The Outdoor Code
The Outdoor Code
As an American, I will do my best to
Be clean in my outdoor manners
Be careful with fire
Be considerate in the outdoors
Be conservation minded
What is the Outdoor Code Meaning?
To help when you are teaching about the Cub Scout Outdoor Code we have broken it down and listed what each line of the Outdoor Code means. A free outdoor code game printable and an outdoor code and leave no trace printable is available down below.
- Be clean in my outdoor manners
• Treating the outdoors as a heritage that we must keep in good condition for ourselves and others so that generations to come can enjoy what God has given us.
• Your goal is to leave no trace of having even been in the outdoors. That means you help keep trash and garbage out of lakes, streams, fields, woods & roadways.
• The best way to do this is to carry out all of your garbage after a hike or campout. If it is too much to carry out you can burn it or bury it. You want to be sure not to burn any synthetic trash as that is harmful to you and the land.
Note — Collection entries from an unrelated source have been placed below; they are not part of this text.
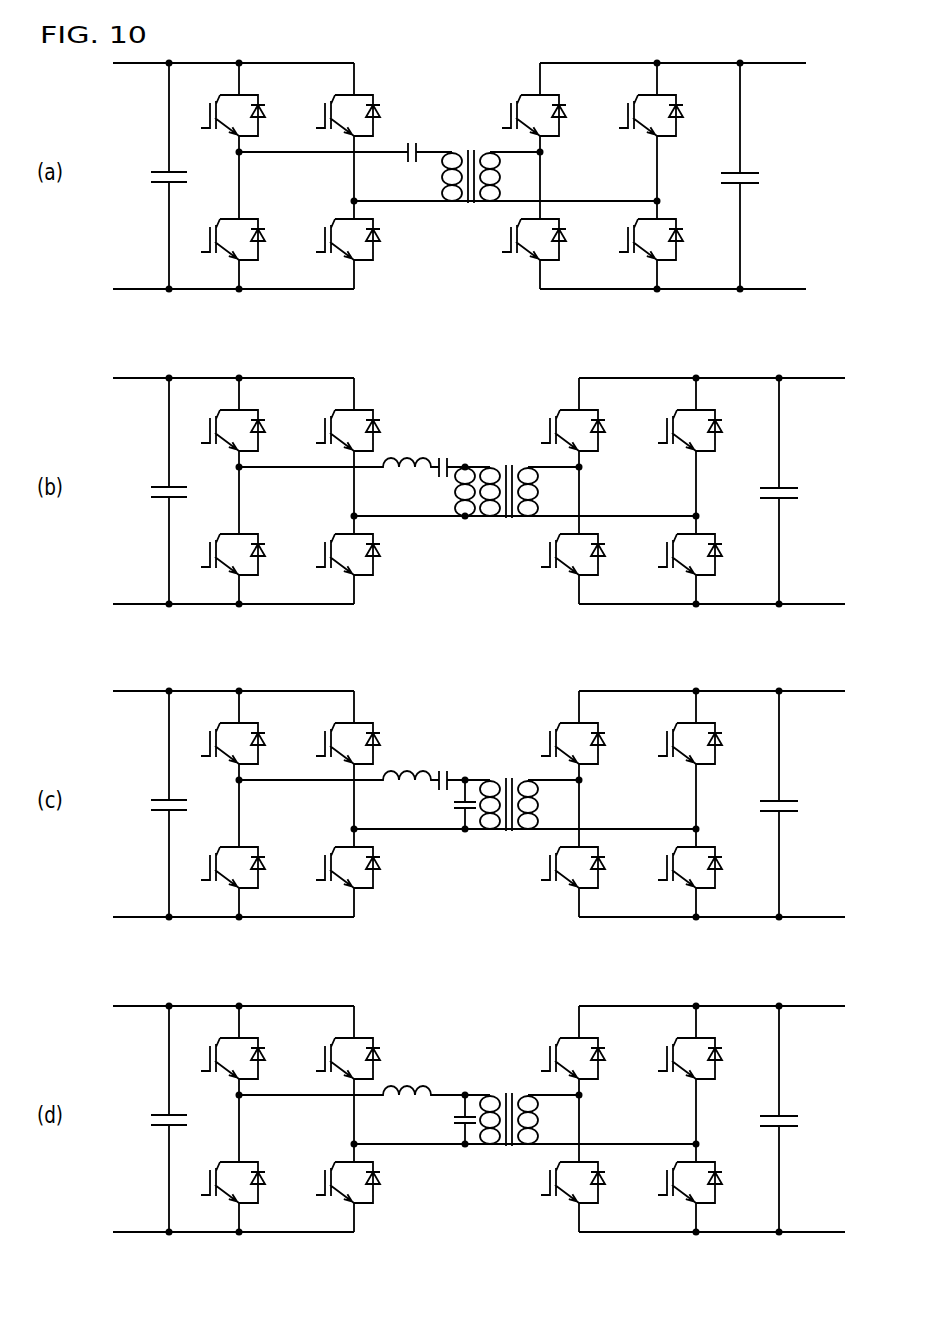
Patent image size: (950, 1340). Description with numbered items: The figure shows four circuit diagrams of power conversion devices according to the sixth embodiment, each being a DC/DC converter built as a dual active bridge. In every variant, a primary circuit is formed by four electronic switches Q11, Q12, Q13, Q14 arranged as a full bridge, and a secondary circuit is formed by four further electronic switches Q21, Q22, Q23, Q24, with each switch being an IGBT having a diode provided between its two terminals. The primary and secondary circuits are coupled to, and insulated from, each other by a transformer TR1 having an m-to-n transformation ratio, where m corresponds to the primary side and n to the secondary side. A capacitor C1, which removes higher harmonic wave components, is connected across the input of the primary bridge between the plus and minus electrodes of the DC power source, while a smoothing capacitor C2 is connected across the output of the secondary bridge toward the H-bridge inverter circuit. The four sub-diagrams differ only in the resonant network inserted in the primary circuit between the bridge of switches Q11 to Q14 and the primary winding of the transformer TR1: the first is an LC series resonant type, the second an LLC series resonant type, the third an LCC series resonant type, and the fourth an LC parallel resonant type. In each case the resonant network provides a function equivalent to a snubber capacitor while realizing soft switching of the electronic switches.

The electronic switch Q11 is at (230, 572).
The electronic switch Q12 is at (230, 724).
The electronic switch Q13 is at (345, 572).
The electronic switch Q14 is at (345, 724).
The electronic switch Q21 is at (550, 572).
The electronic switch Q22 is at (550, 724).
The electronic switch Q23 is at (667, 572).
The electronic switch Q24 is at (667, 724).
The capacitor C1 is at (153, 647).
The capacitor C2 is at (773, 647).
The transformer TR1 is at (490, 660).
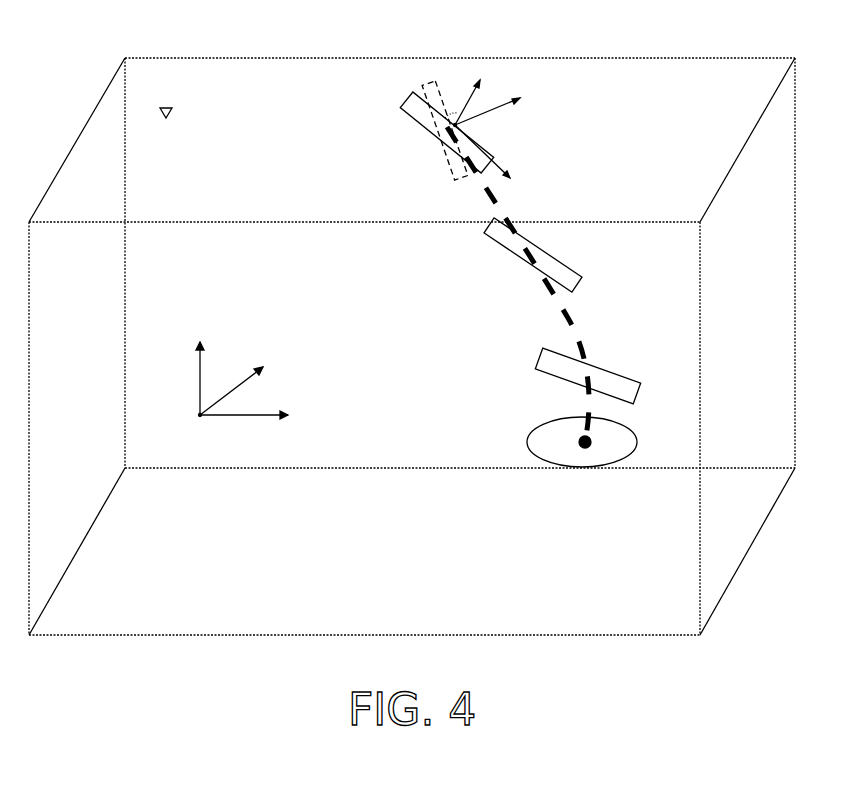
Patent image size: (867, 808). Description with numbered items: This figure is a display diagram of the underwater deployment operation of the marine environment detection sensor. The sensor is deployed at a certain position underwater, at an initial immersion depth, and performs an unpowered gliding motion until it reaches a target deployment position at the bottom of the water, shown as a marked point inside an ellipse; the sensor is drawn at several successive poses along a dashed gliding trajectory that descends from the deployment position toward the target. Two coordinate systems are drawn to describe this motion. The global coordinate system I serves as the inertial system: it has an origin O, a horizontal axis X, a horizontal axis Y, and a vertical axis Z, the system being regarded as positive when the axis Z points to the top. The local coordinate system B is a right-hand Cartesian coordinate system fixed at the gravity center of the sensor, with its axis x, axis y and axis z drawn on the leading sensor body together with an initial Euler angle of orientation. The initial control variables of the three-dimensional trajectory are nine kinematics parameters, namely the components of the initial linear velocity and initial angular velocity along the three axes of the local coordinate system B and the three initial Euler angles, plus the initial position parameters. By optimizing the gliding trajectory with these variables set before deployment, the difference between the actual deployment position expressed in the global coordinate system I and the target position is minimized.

The local coordinate system B is at (446, 130).
The global coordinate system I is at (212, 389).
The local coordinate axis x is at (488, 158).
The local coordinate axis y is at (492, 111).
The local coordinate axis z is at (473, 97).
The global coordinate axis X is at (244, 431).
The global coordinate axis Y is at (231, 370).
The global coordinate axis Z is at (177, 376).
The origin of the global coordinate system O is at (192, 424).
• If you have camped out be sure to bury any human waste and toilet paper at least 1 foot deep so that animals can not dig it up.
• Remember to Leave It Better Than You Found It.
- Be careful with fire
• You can prevent wildfires by building fires in permitted and appropriate areas.
• All fires should be held in a fire pit. You can build your own by scraping away all the dried leaves and sticks and then forming a ring of rocks found in the area.
• Keep the fire small and only use the necessary amount of wood so that the fire will burn down to ashes.
• When finished using a fire be sure that the fire is cold out. Put the fire out with water and ensure that it is cold before leaving.
• Leave a clean fire ring or remove all evidence of fire.
- Be considerate in the outdoors
• Treat the land and other land users (ex. hikers, campers) with respect. If taking a break move to the side of a trail so others can pass by.
• Camp and hike on durable surfaces. Hike on the trails provide so there is less impact on our environment.
• Choose camping sites that do as little damage as possible to plants & animals. For example, when you pitch your tent try and not to do it over plants life, it will damage the plants and possibly your tent.
• When we are conservation minded it means we are trying to conserve our environment from waste, decay, or loss.
•We can help conserve our environment by making sure we Reduce (plan the foods you bring on a hike or campout wisely so you will have very little waste or garbage), Reuse (use a reusable water bottle instead of bringing plastic disposable water bottles; reuse damaged equipment by learning to repair it instead of purchasing new items and throwing away repairable ones), Recycle (if you do have a lot of plastic at the end of a camp-out, recycle it so that it does not get thrown into a landfill or left around to find it’s way into our waterways.)
Quick History of the Outdoor Code BSA
1954 – The president of the United States, Dwight D. Eisenhower, wrote a letter asking the Boy Scouts of America to “arouse public recognition of the need for adequate protection and wise management of our soil, water, mineral, forest, grassland, and wildlife resources.”
Result – In the March 1954 issue of Boys Life magazine, Green Bar Bill (an influential Scout leader) announced the BSA Outdoor Code and asked that all the scouts start sharing the code. The code was presented as a guide to all Americans in how to treat the outdoors. The message was spread at school assemblies, public rallies and demonstrations and other public gatherings.
Outdoor Code Game - Free Wordsearch Game
A fun way to start off a scout meeting is by using our Outdoor Code game. While scouts are arriving they can work on an entertaining word search all about the Cub Scout Outdoor Code. You can print it for free HERE.
Outdoor Code & Leave No Trace - Free Printable Poster
You can start off your cub scout meeting with our fun word search but while cub scouts are learning what the outdoor code means our free “poster” printable is a cool looking resource for the kids to follow. Hanging it somewhere you can see it everyday will help make memorizing it much easier.
If you missed it, up above, at the beginning of the post is a breakdown of what each line of the Outdoor Code means. Scouts are required to not only memorize it but to understand what it means so they can have an easier time following the guidelines when they go camping, hiking, or to an outdoor event.